Santiago-based LATAM said on 23 November that its Brazil subsidiary will fly thrice-weekly between Sao Paulo and Los Angeles beginning on 1 July 2023 and using Boeing 777s with capacity for 410 passengers. The route is currently not served, the airlines say.

LATAM Delta Tails

Source: LATAM Airlines Group

LATAM Airlines Group and Delta Air Lines expand their schedules between North and Latin America as part of their new joint venture

“Passengers will be able to connect from LATAM’s hub in Sao Paulo to destinations in LATAM’s South American network, in addition to connections to the different destinations served by the group,” the carriers say. “Customers flying to Los Angeles will be able to quickly connect to several popular Delta West Coast destinations, including San Francisco, Las Vegas and Seattle.”

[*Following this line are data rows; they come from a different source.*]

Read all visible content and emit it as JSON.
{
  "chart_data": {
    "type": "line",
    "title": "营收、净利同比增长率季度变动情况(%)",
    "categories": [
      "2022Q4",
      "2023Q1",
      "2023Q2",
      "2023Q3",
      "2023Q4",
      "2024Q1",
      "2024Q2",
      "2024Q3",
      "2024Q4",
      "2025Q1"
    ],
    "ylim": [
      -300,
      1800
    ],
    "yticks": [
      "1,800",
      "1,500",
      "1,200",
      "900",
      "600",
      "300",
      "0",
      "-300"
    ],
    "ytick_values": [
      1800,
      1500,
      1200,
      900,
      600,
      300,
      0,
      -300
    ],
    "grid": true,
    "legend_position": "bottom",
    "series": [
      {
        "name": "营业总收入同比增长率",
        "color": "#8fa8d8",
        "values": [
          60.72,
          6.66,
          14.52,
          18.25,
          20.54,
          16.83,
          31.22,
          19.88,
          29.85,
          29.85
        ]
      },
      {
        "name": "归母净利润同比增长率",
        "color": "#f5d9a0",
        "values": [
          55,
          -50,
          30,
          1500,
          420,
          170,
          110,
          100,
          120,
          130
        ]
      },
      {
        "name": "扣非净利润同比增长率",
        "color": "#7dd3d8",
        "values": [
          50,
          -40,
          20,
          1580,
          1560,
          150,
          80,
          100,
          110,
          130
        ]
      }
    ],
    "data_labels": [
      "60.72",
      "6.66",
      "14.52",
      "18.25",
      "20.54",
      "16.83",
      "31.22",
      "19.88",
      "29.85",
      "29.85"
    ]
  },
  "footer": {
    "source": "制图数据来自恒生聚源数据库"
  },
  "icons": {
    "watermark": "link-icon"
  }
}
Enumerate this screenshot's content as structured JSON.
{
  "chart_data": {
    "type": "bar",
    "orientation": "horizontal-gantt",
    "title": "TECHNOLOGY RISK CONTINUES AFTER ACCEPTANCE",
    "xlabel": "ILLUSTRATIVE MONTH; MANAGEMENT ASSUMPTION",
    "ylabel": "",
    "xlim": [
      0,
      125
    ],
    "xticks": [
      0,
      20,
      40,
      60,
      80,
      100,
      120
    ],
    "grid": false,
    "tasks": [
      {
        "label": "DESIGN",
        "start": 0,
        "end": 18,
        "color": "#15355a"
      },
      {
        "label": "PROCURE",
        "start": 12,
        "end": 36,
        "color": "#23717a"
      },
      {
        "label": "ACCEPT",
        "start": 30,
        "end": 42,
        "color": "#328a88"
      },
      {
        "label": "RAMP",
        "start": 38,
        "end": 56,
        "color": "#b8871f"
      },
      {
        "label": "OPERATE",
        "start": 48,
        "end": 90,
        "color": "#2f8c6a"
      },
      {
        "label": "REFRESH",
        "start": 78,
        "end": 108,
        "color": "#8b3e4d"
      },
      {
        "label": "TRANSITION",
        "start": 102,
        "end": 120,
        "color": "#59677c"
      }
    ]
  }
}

LATAM will be flying other routes more frequently.

Beginning in September 2023, it will operate two additional flights between Santiago and Los Angeles, bringing the number of flights between the cities to five-times weekly. LATAM’s Sao Paulo-Orlando service will increase to four-times-weekly in August, its Lima-Miami route will increase to 17 times weekly from 14, Lima-New York service will expand to 12 flights weekly from seven, and Lima-Los Angeles flights will increase to 14 weekly from seven.

Delta, meanwhile, is adding international and domestic flights, including from Atlanta to Santiago, Sao Paulo and Rio de Janeiro, and a New York-to-Sao Paulo daily flight. Even with the flights, Delta will still not operate the routes as frequently as it did in years before the pandemic, Diio data shows.

Delta will launch new daily service between Miami and Orlando, and Miami and Los Angeles, in December, the carrier says. The airline’s Atlanta-to-Lima connection will upgrade to an Airbus A350, adding more than 1,700 seats per week on that route. 

In September, the DOT gave its long-awaited approval of antitrust immunity to the joint venture between Delta and LATAM, which the companies had pursued since mid-2019. It was approved by Chilean competition authorities in October 2021.

The partnership will see the carriers operate flights under each other’s flight codes between, within and beyond their home countries. It includes flights operated by Delta Connection’s US regional affiliates SkyWest Airlines, Republic Airways and Endeavor Air.